Example 3 2-Methyl-1- was added to 1,000 parts by weight of the resin solution of Synthesis Example 3.
After mixing 35 parts by weight of [4- (methylthio) phenyl] -2.morpholinopropene, the mixture was neutralized with 17 parts by weight of acetic acid and deionized water was added to obtain a cationic electrodeposition coating composition with a solid content of 15% by weight. It was Using this electrodeposition coating bath, a copper clad laminate for printed wiring was used as a cathode, and a DC current was applied for 90 seconds at a bath temperature of 25 ° C. for 90 seconds for electrodeposition coating. The coating film was washed with water and dried to obtain a smooth photosensitive film having a film thickness of 30μ.

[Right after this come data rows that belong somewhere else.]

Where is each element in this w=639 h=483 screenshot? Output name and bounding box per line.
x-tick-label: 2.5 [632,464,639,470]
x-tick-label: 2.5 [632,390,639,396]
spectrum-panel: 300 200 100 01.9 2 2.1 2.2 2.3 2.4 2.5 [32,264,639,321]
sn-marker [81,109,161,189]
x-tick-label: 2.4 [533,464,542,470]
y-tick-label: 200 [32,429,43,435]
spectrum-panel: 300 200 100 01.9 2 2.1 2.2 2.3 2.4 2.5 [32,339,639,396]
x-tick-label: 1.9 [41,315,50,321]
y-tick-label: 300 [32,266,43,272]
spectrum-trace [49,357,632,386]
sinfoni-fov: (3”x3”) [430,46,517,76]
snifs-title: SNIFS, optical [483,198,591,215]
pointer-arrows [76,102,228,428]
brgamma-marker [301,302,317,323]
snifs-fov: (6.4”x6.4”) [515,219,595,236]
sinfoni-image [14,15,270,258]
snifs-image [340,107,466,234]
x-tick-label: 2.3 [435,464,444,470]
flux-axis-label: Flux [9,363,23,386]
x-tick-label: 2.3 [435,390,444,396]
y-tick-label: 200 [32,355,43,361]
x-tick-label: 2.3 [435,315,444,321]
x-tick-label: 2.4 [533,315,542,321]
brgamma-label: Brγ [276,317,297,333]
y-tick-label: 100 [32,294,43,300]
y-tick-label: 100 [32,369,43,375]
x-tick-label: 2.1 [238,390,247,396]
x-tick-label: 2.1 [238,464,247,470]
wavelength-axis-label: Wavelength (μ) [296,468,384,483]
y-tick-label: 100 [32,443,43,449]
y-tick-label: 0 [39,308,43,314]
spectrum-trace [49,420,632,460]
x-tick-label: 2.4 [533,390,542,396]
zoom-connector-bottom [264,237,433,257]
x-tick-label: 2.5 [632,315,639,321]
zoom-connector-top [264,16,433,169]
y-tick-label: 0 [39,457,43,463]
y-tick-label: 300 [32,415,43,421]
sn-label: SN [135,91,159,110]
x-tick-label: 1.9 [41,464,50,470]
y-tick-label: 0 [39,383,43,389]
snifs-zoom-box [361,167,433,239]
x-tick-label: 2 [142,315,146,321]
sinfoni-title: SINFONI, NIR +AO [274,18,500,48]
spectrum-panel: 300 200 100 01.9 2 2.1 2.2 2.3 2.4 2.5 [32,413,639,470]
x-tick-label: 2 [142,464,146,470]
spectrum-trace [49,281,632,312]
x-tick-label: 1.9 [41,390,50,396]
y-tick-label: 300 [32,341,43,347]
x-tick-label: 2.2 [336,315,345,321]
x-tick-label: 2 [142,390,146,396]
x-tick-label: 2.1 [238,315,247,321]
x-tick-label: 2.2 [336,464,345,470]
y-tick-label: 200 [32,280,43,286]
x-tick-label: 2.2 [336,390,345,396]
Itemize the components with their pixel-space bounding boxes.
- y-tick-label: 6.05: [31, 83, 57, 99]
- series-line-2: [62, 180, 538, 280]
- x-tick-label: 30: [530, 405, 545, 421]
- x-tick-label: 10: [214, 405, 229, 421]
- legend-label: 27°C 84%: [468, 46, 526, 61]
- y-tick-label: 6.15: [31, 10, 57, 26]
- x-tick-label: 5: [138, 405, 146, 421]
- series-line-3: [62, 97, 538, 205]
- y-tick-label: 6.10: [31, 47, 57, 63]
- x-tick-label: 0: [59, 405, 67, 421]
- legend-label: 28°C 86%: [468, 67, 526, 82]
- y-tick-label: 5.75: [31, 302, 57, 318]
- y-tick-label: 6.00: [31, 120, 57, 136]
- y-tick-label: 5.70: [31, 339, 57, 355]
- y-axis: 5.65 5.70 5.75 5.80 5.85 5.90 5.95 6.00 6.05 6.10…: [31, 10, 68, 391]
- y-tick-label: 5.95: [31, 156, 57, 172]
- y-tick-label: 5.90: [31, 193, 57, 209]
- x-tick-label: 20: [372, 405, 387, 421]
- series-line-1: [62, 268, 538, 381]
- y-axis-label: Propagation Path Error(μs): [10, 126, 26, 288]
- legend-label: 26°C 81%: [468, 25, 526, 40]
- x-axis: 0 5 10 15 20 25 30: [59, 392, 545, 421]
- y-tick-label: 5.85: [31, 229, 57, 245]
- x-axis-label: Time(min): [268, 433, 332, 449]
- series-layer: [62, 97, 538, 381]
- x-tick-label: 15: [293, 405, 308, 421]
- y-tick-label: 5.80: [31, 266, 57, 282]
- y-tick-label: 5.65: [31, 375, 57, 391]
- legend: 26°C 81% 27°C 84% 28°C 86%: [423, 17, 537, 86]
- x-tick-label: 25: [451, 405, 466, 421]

Then, a positive film is placed on this coating film by sticking it on top of each other, and 200 mJ / cm ^{2 on} both sides with a metal halide lamp.
Irradiate each. Then, it was washed out with 5% acetic acid and developed. This developing plate was dipped in a solder melt and solder was placed on the copper circuit. Thereafter, the cured film was peeled off with 5% caustic soda, and the exposed copper surface was etched with ferric chloride to obtain a printed wiring board.

Claims (1)

[Claims] 1. An amine substrate having an amino group and an ethylenically unsaturated group in the resin skeleton of an insulating substrate coated with copper foil having an amine value of 10 to 10
0, unsaturated equivalent 150-3,000 and number average molecular weight of 300 or more water-soluble or water-dispersible photo-curable cationic resin electrodeposition coating with a photo-curable cationic electrodeposition coating composition as a film-forming resin component, then, The photo-curable electrodeposition coating film formed on the substrate is subjected to exposure and development of a desired pattern through a negative film or a positive film, followed by etching treatment of copper foil other than the pattern. Method of forming a printed circuit board.